The popularity of personality quizzes implies people cannot. Magazines have long used these as come-ons to boost cover appeal. Seventeen asks, “What is your Dream Job?” Good Housekeeping helps you to discover, “Which Dog is Right for You?” And Cosmopolitan wants to know, of course, “Are You Enough of a Bad Girl?” The number of quizzes popping up on Internet is growing.
It is interesting how many of these quizzes deal with Italian and Italian American themes. How Italian are You? Which Italian Wine are You? What kind of Italian Food are You? This is where one also learns that being lasagna means that you are passionate, ravioli means that you are confident and antipasti suggests being open-minded.
The capo di tutto capi of quizzes is, of course, Which Godfather Character are you?
Here one learns from postings that all results are good unless you turn out to be Freddo!
None of this is surprising in an age where identity is becoming increasingly difficult to forge and a family heritage of ethnic traditions is increasingly difficult to maintain. People want to know who they are and where they belong. Ethnicity is a powerful aspect of this self-discovery. Third and fourth generation Italian/Americans seem to want the seemingly clear boundaries their parents and grandparents had, not recognizing that the world of their Nonnas was just as ambiguous and perhaps made even less clear because certain aspects such as the majority language and education were is short supply. The nostalgic view is that everyone knew where they belonged and were supported by a vast, encouraging family along the way to success.

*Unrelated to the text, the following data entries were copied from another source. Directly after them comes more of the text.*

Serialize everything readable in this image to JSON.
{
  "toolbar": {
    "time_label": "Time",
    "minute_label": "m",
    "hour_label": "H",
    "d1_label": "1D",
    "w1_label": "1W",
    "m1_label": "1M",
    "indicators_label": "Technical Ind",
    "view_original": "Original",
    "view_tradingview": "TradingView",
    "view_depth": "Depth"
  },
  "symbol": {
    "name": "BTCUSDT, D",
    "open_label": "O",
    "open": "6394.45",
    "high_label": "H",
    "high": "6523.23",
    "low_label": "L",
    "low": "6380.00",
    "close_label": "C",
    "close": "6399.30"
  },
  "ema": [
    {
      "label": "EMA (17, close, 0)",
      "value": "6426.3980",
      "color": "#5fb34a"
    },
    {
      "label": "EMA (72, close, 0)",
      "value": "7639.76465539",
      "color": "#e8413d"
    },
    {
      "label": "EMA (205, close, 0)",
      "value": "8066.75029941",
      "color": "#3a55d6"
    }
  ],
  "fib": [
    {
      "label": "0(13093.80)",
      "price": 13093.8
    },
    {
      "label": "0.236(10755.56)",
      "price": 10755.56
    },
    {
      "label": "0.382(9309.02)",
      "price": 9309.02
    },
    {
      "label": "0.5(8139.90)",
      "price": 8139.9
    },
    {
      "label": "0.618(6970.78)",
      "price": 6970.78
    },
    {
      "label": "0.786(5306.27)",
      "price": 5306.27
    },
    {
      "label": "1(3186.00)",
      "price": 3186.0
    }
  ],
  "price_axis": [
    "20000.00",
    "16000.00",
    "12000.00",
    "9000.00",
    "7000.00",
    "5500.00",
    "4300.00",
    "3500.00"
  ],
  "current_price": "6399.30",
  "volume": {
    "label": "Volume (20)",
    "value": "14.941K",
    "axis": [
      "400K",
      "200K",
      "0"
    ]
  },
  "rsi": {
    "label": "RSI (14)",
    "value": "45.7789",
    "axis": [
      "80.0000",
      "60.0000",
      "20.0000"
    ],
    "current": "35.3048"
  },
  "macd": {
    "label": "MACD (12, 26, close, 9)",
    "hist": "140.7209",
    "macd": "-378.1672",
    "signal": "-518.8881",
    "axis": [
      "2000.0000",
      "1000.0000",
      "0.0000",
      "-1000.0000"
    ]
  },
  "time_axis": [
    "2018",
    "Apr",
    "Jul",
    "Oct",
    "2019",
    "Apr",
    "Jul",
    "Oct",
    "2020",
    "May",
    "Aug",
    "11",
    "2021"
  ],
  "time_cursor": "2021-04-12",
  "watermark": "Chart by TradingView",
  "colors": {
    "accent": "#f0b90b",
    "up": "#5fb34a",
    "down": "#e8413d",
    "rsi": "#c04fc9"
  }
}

Today many struggle to keep the vestiges of the old-style Italian family living, trying to ensure that Sunday dinner does not die with Nonna. A diverse social environment made larger through the global virtual community means that the choices available are increasing. Then there is the phenomenon of mixed ethnic heritage. It is hard enough to figure out what it means to be Italian/American, but what about Italian/Dominican/American or Italian/Cambodian/American?
The quintessential Italian family exists, if it ever existed, only in novels and film, parents are out of the home working, schoolmates expose our children to myriad value systems all making the formation of an ethnic identity more and more challenging for young people. It is no wonder quizzes are needed to help make the decisions.
For the record, I am Vito Corleone eating vegetarian lasagna and drinking Barolo.